Dam , and I have so many ideas for a table right now ! Plus it would be a fun project


----------



## Tiny (Aug 12, 2012)

Hi Rick.
In my experience the perfect hight is someware betwene your wrist and elbow. It depends on what kind of things you do, is it something small you must watch carefully I would do the table higher and if you mostly do long passes like profiles I would do it lower. It's right what the guys told you earlier. There isn't any standard or a code you should follow. Years ago I made my self a workbench for specialy for handcarving. It was way to high for asembly work. So how high was it? 130cm/51.5". It was lookin ridicilous when my wife was standing at the table because she is 162cm/64". I'm 6'11" and the table was ok for one job only. Good luck with your table!


----------



## RainMan 2.0 (May 6, 2014)

Sheeeesh , am I the only guy here under 6 feet tall lol , or are there two others . Wish they new about growth hormones back in the day as this 5'8" almost puts you in dwarf status


----------



## Tiny (Aug 12, 2012)

I can promise you Rick that the extra 1'3" havnt been cheap.


----------



## Tiny (Aug 12, 2012)

Could you tell me what "kayo" is. I tried with google image search but it really didnt help me. 
Besides. A guy 6'11" can allso be a "A-class hole". Well i'm not. I'm a nice Finnish restauration carpenter


----------



## TwoSkies57 (Feb 23, 2009)

Hey Tiny... I think Rick was referring to "chaos"...<kayos> confusion/disorder....


----------



## Tiny (Aug 12, 2012)

Lol, thanks Bill!


----------



## RainMan 2.0 (May 6, 2014)

Tiny said:


> Could you tell me what "kayo" is. I tried with google image search but it really didnt help me.
> Besides. A guy 6'11" can allso be a "A-class hole". Well i'm not. I'm a nice Finnish restauration carpenter


Lmao sorry for the confusion . Even auto correct on my iPad isn't smart enough to fix my ill spelling.
I've been working nights so it's been adding to my brain deadness


----------



## RainMan 2.0 (May 6, 2014)

Tiny said:


> Could you tell me what "kayo" is. I tried with google image search but it really didnt help me.

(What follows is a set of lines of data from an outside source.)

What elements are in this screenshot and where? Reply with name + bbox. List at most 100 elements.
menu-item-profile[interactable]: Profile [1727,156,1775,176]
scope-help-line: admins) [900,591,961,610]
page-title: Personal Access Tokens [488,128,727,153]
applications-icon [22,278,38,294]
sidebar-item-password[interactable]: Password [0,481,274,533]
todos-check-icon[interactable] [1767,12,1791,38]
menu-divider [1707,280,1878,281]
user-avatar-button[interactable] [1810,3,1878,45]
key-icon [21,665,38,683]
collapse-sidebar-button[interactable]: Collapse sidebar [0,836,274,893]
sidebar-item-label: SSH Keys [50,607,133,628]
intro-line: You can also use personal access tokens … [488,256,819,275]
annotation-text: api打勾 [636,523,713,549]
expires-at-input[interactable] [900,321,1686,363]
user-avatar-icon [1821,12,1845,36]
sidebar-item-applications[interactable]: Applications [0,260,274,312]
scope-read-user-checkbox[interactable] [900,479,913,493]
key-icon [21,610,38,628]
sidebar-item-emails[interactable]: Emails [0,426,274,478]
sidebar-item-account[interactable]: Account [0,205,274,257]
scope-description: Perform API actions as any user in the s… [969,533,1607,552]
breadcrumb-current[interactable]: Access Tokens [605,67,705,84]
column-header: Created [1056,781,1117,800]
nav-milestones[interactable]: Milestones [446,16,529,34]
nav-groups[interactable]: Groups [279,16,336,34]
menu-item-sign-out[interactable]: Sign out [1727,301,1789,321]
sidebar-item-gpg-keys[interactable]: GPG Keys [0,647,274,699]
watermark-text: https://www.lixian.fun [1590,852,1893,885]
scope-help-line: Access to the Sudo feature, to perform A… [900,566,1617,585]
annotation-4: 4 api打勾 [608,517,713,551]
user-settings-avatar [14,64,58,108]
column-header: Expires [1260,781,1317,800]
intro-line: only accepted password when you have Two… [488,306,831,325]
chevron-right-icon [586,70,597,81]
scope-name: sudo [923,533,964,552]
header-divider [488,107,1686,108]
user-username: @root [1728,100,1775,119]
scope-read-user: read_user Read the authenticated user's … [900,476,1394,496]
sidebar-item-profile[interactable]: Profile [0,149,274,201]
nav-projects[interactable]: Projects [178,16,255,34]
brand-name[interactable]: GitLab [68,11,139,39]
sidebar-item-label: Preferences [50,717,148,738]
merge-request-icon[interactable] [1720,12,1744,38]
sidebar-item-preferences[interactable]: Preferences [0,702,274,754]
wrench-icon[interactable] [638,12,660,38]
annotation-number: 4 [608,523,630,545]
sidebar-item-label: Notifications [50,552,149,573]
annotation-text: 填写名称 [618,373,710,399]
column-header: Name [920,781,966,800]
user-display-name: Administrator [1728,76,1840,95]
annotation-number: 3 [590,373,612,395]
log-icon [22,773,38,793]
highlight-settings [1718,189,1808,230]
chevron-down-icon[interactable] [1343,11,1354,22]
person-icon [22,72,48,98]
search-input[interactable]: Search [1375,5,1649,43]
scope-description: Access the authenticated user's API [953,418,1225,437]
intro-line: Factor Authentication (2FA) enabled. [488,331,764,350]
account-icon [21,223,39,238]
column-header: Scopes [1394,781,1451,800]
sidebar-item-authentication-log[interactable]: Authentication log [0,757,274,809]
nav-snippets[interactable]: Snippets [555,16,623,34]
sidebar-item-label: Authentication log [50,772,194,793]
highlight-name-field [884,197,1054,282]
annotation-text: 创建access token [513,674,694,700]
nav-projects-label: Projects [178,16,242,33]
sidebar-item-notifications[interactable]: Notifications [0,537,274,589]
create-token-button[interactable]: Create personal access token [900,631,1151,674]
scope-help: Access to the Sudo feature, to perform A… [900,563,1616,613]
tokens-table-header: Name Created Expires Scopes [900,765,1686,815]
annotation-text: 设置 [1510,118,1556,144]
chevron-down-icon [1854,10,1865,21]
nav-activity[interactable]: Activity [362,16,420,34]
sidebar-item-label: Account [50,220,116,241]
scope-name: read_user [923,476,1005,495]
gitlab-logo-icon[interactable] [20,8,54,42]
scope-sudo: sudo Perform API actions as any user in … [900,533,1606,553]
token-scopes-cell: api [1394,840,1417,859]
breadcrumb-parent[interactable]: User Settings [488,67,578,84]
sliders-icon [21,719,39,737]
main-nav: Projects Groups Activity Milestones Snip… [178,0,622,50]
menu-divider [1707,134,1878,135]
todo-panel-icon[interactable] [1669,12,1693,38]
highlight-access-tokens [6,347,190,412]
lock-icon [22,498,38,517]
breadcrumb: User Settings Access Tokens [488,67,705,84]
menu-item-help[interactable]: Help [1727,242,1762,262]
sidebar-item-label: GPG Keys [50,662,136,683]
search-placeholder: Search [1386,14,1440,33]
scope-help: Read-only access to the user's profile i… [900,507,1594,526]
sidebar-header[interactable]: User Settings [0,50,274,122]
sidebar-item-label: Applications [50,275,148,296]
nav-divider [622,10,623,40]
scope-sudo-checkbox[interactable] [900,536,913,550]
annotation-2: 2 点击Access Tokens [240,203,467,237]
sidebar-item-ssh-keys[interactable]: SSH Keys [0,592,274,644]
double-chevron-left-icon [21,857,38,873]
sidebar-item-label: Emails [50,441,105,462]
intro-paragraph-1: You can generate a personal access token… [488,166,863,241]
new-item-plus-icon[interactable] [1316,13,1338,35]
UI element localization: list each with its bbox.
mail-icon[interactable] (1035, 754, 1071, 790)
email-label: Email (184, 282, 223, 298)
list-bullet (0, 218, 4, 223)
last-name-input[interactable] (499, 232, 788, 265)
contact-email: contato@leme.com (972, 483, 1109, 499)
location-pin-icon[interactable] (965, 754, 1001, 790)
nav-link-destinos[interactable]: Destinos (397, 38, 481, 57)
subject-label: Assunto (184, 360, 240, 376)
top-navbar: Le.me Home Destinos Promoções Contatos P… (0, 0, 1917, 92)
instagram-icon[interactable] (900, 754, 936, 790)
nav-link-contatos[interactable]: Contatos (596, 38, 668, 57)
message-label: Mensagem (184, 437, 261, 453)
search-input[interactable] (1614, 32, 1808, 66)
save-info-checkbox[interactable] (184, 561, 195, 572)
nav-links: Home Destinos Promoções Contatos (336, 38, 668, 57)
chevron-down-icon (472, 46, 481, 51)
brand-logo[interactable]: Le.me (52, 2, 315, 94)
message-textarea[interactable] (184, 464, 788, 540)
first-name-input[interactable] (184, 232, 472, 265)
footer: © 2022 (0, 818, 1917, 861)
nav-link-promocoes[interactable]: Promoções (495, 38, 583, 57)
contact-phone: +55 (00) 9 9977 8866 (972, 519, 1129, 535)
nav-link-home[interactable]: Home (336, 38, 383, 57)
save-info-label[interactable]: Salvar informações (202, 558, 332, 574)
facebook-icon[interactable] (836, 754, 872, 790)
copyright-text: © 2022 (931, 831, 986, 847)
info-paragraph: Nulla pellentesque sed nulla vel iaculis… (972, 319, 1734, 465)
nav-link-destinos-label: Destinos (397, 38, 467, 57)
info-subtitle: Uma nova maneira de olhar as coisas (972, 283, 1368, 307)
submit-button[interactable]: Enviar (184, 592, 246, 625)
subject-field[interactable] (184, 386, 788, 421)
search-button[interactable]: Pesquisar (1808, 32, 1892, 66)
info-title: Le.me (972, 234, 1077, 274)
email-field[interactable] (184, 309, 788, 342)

I just googled Kayo and some girl come up and she's not hard on the eyes!


----------



## timbertailor (Oct 4, 2009)

I built a custom router table because 36" is too low for me to work at ALL day! I am 6 foot and a router incorporated into my table saw just was not going to happen.

My new router table sits at 40" high. 

Makes a HUGE difference after a few hours at the router table. Find a height you like. Belly button height is what I recommend.


----------



## RainMan 2.0 (May 6, 2014)

timbertailor said:


> I built a custom router table because 36" is too low for me to work at ALL day! I am 6 foot and a router incorporated into my table saw just was not going to happen.
> 
> My new router table sits at 40" high.
> 
> Makes a HUGE difference after a few hours at the router table. Find a height you like. Belly button height is what I recommend.


Thanks Brad , sounds scientific to me . I'll measure my belly button lol


----------



## timbertailor (Oct 4, 2009)

RainMan1 said:


> Thanks Brad , sounds scientific to me . I'll measure my belly button lol


Disclaimer: Don't forget to subtract for "outies".


----------